Alguns quarteirões adiante, sustive o passo e voltei a encontrar-me na vitrina de uma pastelaria. Novamente sorri.
“É estranho ser eu!”, insisti, espantada por com esse pensamento me sentir mais eu do que nunca.
Dentro da ampla gabardina azul que se me enrodilhava nas calças também azuis, húmida da cabeça aos pés, encontrei o coração e os olhos frescos, livres, ferreamente decididos.
Com surpreendente firmeza, com uma vontade que me pareceu inabalável, avancei solidamente pela calçada.

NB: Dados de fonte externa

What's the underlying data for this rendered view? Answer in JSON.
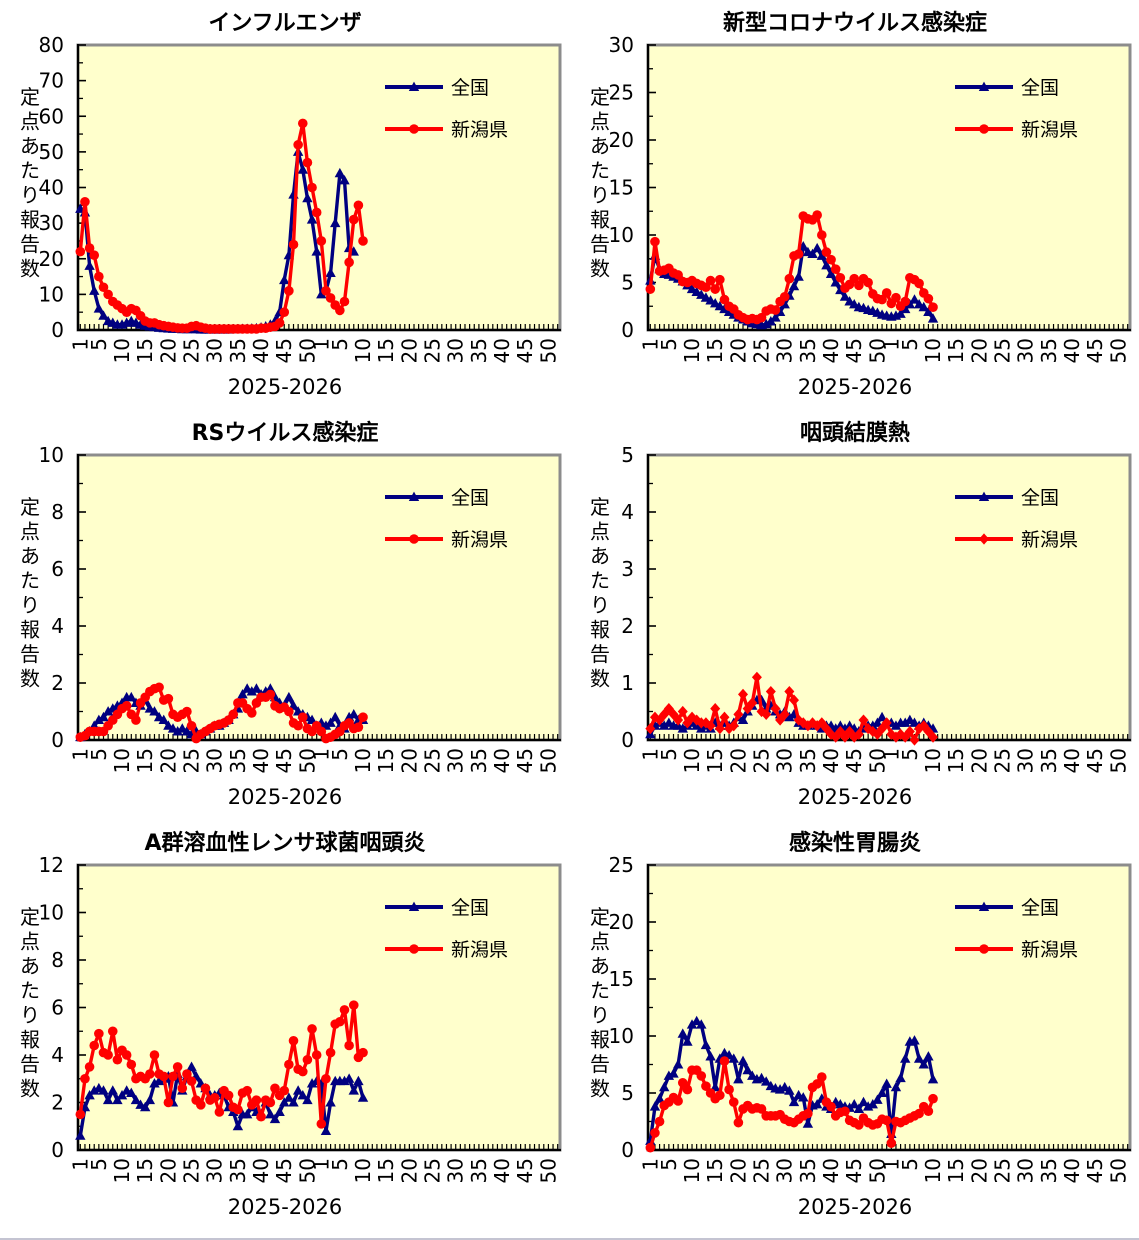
{
  "shared": {
    "y_axis_title": "定点あたり報告数",
    "x_axis_title": "2025-2026",
    "x_tick_labels_per_year": [
      1,
      5,
      10,
      15,
      20,
      25,
      30,
      35,
      40,
      45,
      50
    ],
    "weeks_per_year": 52,
    "years": [
      "2025",
      "2026"
    ],
    "legend_labels": [
      "全国",
      "新潟県"
    ],
    "colors": {
      "national_line": "#000080",
      "prefecture_line": "#FF0000",
      "plot_background": "#FFFFCC",
      "frame": "#8C8C8C",
      "axis": "#000000",
      "text": "#000000",
      "page_background": "#FFFFFF"
    }
  },
  "chart_data": [
    {
      "type": "line",
      "title": "インフルエンザ",
      "ylabel": "定点あたり報告数",
      "xlabel": "2025-2026",
      "ylim": [
        0,
        80
      ],
      "ystep": 10,
      "x_axis": "weeks 1-52 of 2025 followed by weeks 1-52 of 2026; data through week 10 of 2026",
      "legend_position": "upper-right",
      "series": [
        {
          "name": "全国",
          "color": "#000080",
          "marker": "triangle",
          "values": [
            34,
            33,
            18,
            11,
            6,
            4,
            2.5,
            2,
            1.5,
            1.5,
            2,
            2.5,
            2,
            1.5,
            1.2,
            1,
            0.8,
            0.6,
            0.5,
            0.4,
            0.3,
            0.3,
            0.2,
            0.2,
            0.2,
            0.2,
            0.1,
            0.1,
            0.1,
            0.1,
            0.1,
            0.1,
            0.1,
            0.2,
            0.2,
            0.3,
            0.3,
            0.4,
            0.5,
            0.7,
            1,
            1.5,
            2.5,
            5,
            14,
            21,
            38,
            50,
            45,
            37,
            31,
            22,
            10,
            11,
            16,
            30,
            44,
            42,
            23,
            22,
            null,
            null
          ]
        },
        {
          "name": "新潟県",
          "color": "#FF0000",
          "marker": "circle",
          "values": [
            22,
            36,
            23,
            21,
            15,
            12,
            10,
            8,
            7,
            6,
            5,
            6,
            5.5,
            4,
            2.5,
            2,
            2,
            1.5,
            1.2,
            1,
            0.8,
            0.6,
            0.5,
            0.5,
            1,
            1.2,
            0.8,
            0.5,
            0.3,
            0.3,
            0.3,
            0.3,
            0.3,
            0.3,
            0.3,
            0.3,
            0.3,
            0.3,
            0.3,
            0.5,
            0.5,
            0.8,
            1,
            2,
            5,
            11,
            24,
            52,
            58,
            47,
            40,
            33,
            25,
            11,
            9,
            7,
            5.5,
            8,
            19,
            31,
            35,
            25
          ]
        }
      ]
    },
    {
      "type": "line",
      "title": "新型コロナウイルス感染症",
      "ylabel": "定点あたり報告数",
      "xlabel": "2025-2026",
      "ylim": [
        0,
        30
      ],
      "ystep": 5,
      "x_axis": "weeks 1-52 of 2025 followed by weeks 1-52 of 2026; data through week 10 of 2026",
      "legend_position": "upper-right",
      "series": [
        {
          "name": "全国",
          "color": "#000080",
          "marker": "triangle",
          "values": [
            5.2,
            7.8,
            6.4,
            5.9,
            5.8,
            5.6,
            5.4,
            5.1,
            4.7,
            4.3,
            4,
            3.7,
            3.4,
            3.1,
            2.8,
            2.5,
            2.2,
            1.9,
            1.6,
            1.3,
            1.1,
            0.9,
            0.7,
            0.6,
            0.5,
            0.6,
            0.9,
            1.3,
            1.9,
            2.7,
            3.6,
            4.6,
            5.6,
            8.8,
            8.2,
            8,
            8.6,
            7.8,
            6.8,
            5.9,
            5,
            4.2,
            3.5,
            3,
            2.7,
            2.4,
            2.3,
            2.1,
            2,
            1.8,
            1.6,
            1.5,
            1.4,
            1.5,
            1.7,
            2.2,
            2.7,
            3.2,
            2.7,
            2.4,
            1.9,
            1.2
          ]
        },
        {
          "name": "新潟県",
          "color": "#FF0000",
          "marker": "circle",
          "values": [
            4.3,
            9.3,
            6.2,
            6.3,
            6.5,
            6,
            5.8,
            5.1,
            5,
            5.2,
            4.9,
            4.7,
            4.5,
            5.2,
            4.3,
            5.3,
            3.2,
            2.5,
            2.2,
            1.6,
            1.3,
            1.1,
            1.2,
            1.1,
            1.3,
            2,
            2.2,
            2.1,
            3,
            3.5,
            5.4,
            7.8,
            8,
            12,
            11.7,
            11.6,
            12.1,
            10,
            8.2,
            7.4,
            6.4,
            5.5,
            4.4,
            4.8,
            5.4,
            4.7,
            5.4,
            5,
            3.8,
            3.3,
            3.2,
            3.9,
            2.8,
            3.4,
            2.5,
            3,
            5.5,
            5.3,
            4.9,
            3.9,
            3.3,
            2.4
          ]
        }
      ]
    },
    {
      "type": "line",
      "title": "RSウイルス感染症",
      "ylabel": "定点あたり報告数",
      "xlabel": "2025-2026",
      "ylim": [
        0,
        10
      ],
      "ystep": 2,
      "x_axis": "weeks 1-52 of 2025 followed by weeks 1-52 of 2026; data through week 10 of 2026",
      "legend_position": "upper-right",
      "series": [
        {
          "name": "全国",
          "color": "#000080",
          "marker": "triangle",
          "values": [
            0.1,
            0.2,
            0.3,
            0.5,
            0.7,
            0.8,
            1,
            1.1,
            1.2,
            1.3,
            1.5,
            1.5,
            1.3,
            1.2,
            1.4,
            1.1,
            1,
            0.8,
            0.7,
            0.5,
            0.4,
            0.3,
            0.4,
            0.3,
            0.2,
            0.3,
            0.2,
            0.3,
            0.4,
            0.5,
            0.5,
            0.6,
            0.7,
            0.9,
            1.1,
            1.6,
            1.8,
            1.7,
            1.8,
            1.6,
            1.7,
            1.8,
            1.5,
            1.3,
            1.2,
            1.5,
            1.2,
            1,
            0.9,
            0.8,
            0.7,
            0.5,
            0.6,
            0.5,
            0.6,
            0.8,
            0.5,
            0.4,
            0.8,
            0.9,
            0.7,
            0.7
          ]
        },
        {
          "name": "新潟県",
          "color": "#FF0000",
          "marker": "circle",
          "values": [
            0.1,
            0.15,
            0.3,
            0.3,
            0.3,
            0.3,
            0.5,
            0.7,
            0.9,
            1.1,
            1.2,
            0.9,
            0.7,
            1.3,
            1.5,
            1.7,
            1.8,
            1.85,
            1.4,
            1.45,
            0.9,
            0.8,
            0.9,
            1,
            0.5,
            0.05,
            0.2,
            0.3,
            0.4,
            0.5,
            0.55,
            0.6,
            0.7,
            0.9,
            1.3,
            1.3,
            1.1,
            0.95,
            1.3,
            1.5,
            1.5,
            1.6,
            1.2,
            1.1,
            1.15,
            1,
            0.6,
            0.5,
            0.8,
            0.4,
            0.3,
            0.5,
            0.3,
            0.05,
            0.1,
            0.2,
            0.3,
            0.5,
            0.6,
            0.4,
            0.45,
            0.8
          ]
        }
      ]
    },
    {
      "type": "line",
      "title": "咽頭結膜熱",
      "ylabel": "定点あたり報告数",
      "xlabel": "2025-2026",
      "ylim": [
        0,
        5
      ],
      "ystep": 1,
      "x_axis": "weeks 1-52 of 2025 followed by weeks 1-52 of 2026; data through week 10 of 2026",
      "legend_position": "upper-right",
      "series": [
        {
          "name": "全国",
          "color": "#000080",
          "marker": "triangle",
          "values": [
            0.1,
            0.25,
            0.3,
            0.25,
            0.3,
            0.25,
            0.25,
            0.2,
            0.25,
            0.3,
            0.25,
            0.2,
            0.25,
            0.2,
            0.3,
            0.25,
            0.3,
            0.25,
            0.3,
            0.4,
            0.35,
            0.5,
            0.6,
            0.7,
            0.7,
            0.55,
            0.6,
            0.5,
            0.45,
            0.5,
            0.4,
            0.45,
            0.3,
            0.25,
            0.25,
            0.3,
            0.25,
            0.2,
            0.25,
            0.25,
            0.2,
            0.25,
            0.2,
            0.25,
            0.2,
            0.15,
            0.2,
            0.25,
            0.25,
            0.3,
            0.4,
            0.3,
            0.3,
            0.25,
            0.3,
            0.3,
            0.35,
            0.3,
            0.25,
            0.3,
            0.25,
            0.2
          ]
        },
        {
          "name": "新潟県",
          "color": "#FF0000",
          "marker": "diamond",
          "values": [
            0.2,
            0.4,
            0.35,
            0.45,
            0.55,
            0.45,
            0.35,
            0.5,
            0.3,
            0.4,
            0.35,
            0.3,
            0.3,
            0.25,
            0.55,
            0.2,
            0.4,
            0.2,
            0.25,
            0.45,
            0.8,
            0.55,
            0.65,
            1.1,
            0.5,
            0.45,
            0.85,
            0.55,
            0.35,
            0.45,
            0.85,
            0.7,
            0.35,
            0.3,
            0.25,
            0.3,
            0.25,
            0.3,
            0.2,
            0.1,
            0.05,
            0.15,
            0.05,
            0.15,
            0.05,
            0.1,
            0.35,
            0.2,
            0.15,
            0.1,
            0.2,
            0.3,
            0.1,
            0.05,
            0.1,
            0.05,
            0.15,
            0,
            0.2,
            0.25,
            0.15,
            0.05
          ]
        }
      ]
    },
    {
      "type": "line",
      "title": "A群溶血性レンサ球菌咽頭炎",
      "ylabel": "定点あたり報告数",
      "xlabel": "2025-2026",
      "ylim": [
        0,
        12
      ],
      "ystep": 2,
      "x_axis": "weeks 1-52 of 2025 followed by weeks 1-52 of 2026; data through week 10 of 2026",
      "legend_position": "upper-right",
      "series": [
        {
          "name": "全国",
          "color": "#000080",
          "marker": "triangle",
          "values": [
            0.6,
            1.8,
            2.3,
            2.5,
            2.6,
            2.5,
            2.1,
            2.5,
            2.1,
            2.3,
            2.5,
            2.4,
            2.1,
            1.9,
            1.8,
            2.1,
            2.8,
            2.9,
            3,
            3.1,
            2,
            3.2,
            2.5,
            3.1,
            3.5,
            3.1,
            2.8,
            2.6,
            2.3,
            2.3,
            2.4,
            2.3,
            1.8,
            1.6,
            1,
            1.5,
            1.5,
            1.8,
            1.6,
            1.5,
            2,
            1.5,
            1.3,
            1.6,
            2,
            2.2,
            2,
            2.5,
            2.3,
            2.1,
            2.8,
            2.9,
            2.8,
            0.8,
            2,
            2.9,
            2.9,
            2.9,
            3,
            2.5,
            2.9,
            2.2
          ]
        },
        {
          "name": "新潟県",
          "color": "#FF0000",
          "marker": "circle",
          "values": [
            1.5,
            3,
            3.5,
            4.4,
            4.9,
            4.1,
            4,
            5,
            3.8,
            4.2,
            4,
            3.6,
            3,
            3.1,
            3,
            3.2,
            4,
            3.2,
            3.1,
            2,
            3.1,
            3.5,
            2.6,
            3.2,
            2.9,
            2.1,
            1.9,
            2.6,
            2.1,
            2.2,
            1.6,
            2.5,
            2.3,
            1.8,
            1.7,
            2.4,
            2.5,
            1.9,
            2.1,
            1.4,
            2.1,
            2,
            2.6,
            2.3,
            2.5,
            3.6,
            4.6,
            3.4,
            3.3,
            3.8,
            5.1,
            4,
            1.1,
            3,
            4.1,
            5.3,
            5.4,
            5.9,
            4.4,
            6.1,
            3.9,
            4.1
          ]
        }
      ]
    },
    {
      "type": "line",
      "title": "感染性胃腸炎",
      "ylabel": "定点あたり報告数",
      "xlabel": "2025-2026",
      "ylim": [
        0,
        25
      ],
      "ystep": 5,
      "x_axis": "weeks 1-52 of 2025 followed by weeks 1-52 of 2026; data through week 10 of 2026",
      "legend_position": "upper-right",
      "series": [
        {
          "name": "全国",
          "color": "#000080",
          "marker": "triangle",
          "values": [
            0.8,
            3.8,
            4.5,
            5.5,
            6.5,
            6.7,
            7.5,
            10.2,
            9.5,
            11,
            11.3,
            11,
            9.2,
            8.2,
            5.5,
            8,
            8.5,
            8.3,
            8,
            6.2,
            7.8,
            7,
            6.5,
            6.2,
            6.3,
            6,
            5.6,
            5.4,
            5.3,
            5.5,
            5.2,
            4.2,
            4.8,
            4.6,
            2.3,
            3.9,
            4,
            4.5,
            3.8,
            3.6,
            4.2,
            4,
            3.8,
            3.7,
            4,
            3.6,
            4.2,
            3.8,
            4,
            4.4,
            5,
            5.8,
            1.4,
            5.5,
            6.3,
            8,
            9.5,
            9.6,
            8,
            7.5,
            8.2,
            6.2
          ]
        },
        {
          "name": "新潟県",
          "color": "#FF0000",
          "marker": "circle",
          "values": [
            0.2,
            1.5,
            2.5,
            3.9,
            4.2,
            4.6,
            4.3,
            5.9,
            5.3,
            7,
            7,
            6.5,
            5.6,
            5,
            4.5,
            4.8,
            7.8,
            5.3,
            4.2,
            2.4,
            3.6,
            3.9,
            3.6,
            3.7,
            3.6,
            3,
            3,
            3,
            3.1,
            2.7,
            2.5,
            2.4,
            2.7,
            3,
            3.2,
            5.5,
            5.8,
            6.4,
            4.2,
            3.8,
            3,
            3.3,
            3.4,
            2.6,
            2.4,
            2.2,
            2.8,
            2.4,
            2.2,
            2.3,
            2.7,
            2.6,
            0.6,
            2.5,
            2.4,
            2.6,
            2.8,
            3,
            3.2,
            3.8,
            3.4,
            4.5
          ]
        }
      ]
    }
  ]
}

Invadi o prédio imponente, ignorando o rasto de água que me jorrava do chapéu-de-chuva e do vestuário. Galguei os degraus, agrupados em lanços, desprezando os patamares, que não levavam a lado nenhum. Empurrei sem hesitar a porta de vidro, e à empregada da recepção anunciei-me, importante, para a entrevista aprazada. Precedi-a no corredor, até ao gabinete pequeno com uma mesa de vidro e um júri de três cavalheiros. Cumprimentei-os, sobranceira, mas amabilizei a conversa com pancadinhas nas costas. Expliquei-lhes ao que ia e interroguei-os.
Inquiri um a um, com calma estudada e simpática atenção. Ao primeiro, de óculos, pálido e de feição miúda, porque tímido e retraído, para não o assustar, indaguei das características do emprego que tinha para me oferecer. Ao segundo, mais rosado e bem nutrido, cabelo a escassear, sugeri, com simpatia, que dissertasse sobre o ordenado e as regalias sociais envolvidas. Ao terceiro, bonacheirão, de risíveis patilhas alouradas, confiei banalidades, a troco de detalhada descrição do gabinete amplo e confortável que me seria destinado.
No final, perante tão evidente ansiedade, guardei silêncio por apenas dois minutos. E, então, para me portar à minha altura, ergui-me, cumprimentei-os e anunciei:
“Muito bem, meus senhores, convenceram-me! Aceito o lugar. Estão contentes?”. Ainda acrescentei, com bonomia: “Afinal não havia razão para tanto sobressalto, não é verdade?”
Já na rua, percebi que parara de chover e abanei ligeiramente o guarda-chuva, para o aliviar de alguma água. Desabotoei dois botões da gabardina e retomei o meu caminho. Olhei-me, benévola, satisfeita comigo própria, em paz.
Bendito o meu olhar complacente, que, conivente, me aprova, me afaga e me inunda desta estranha felicidade!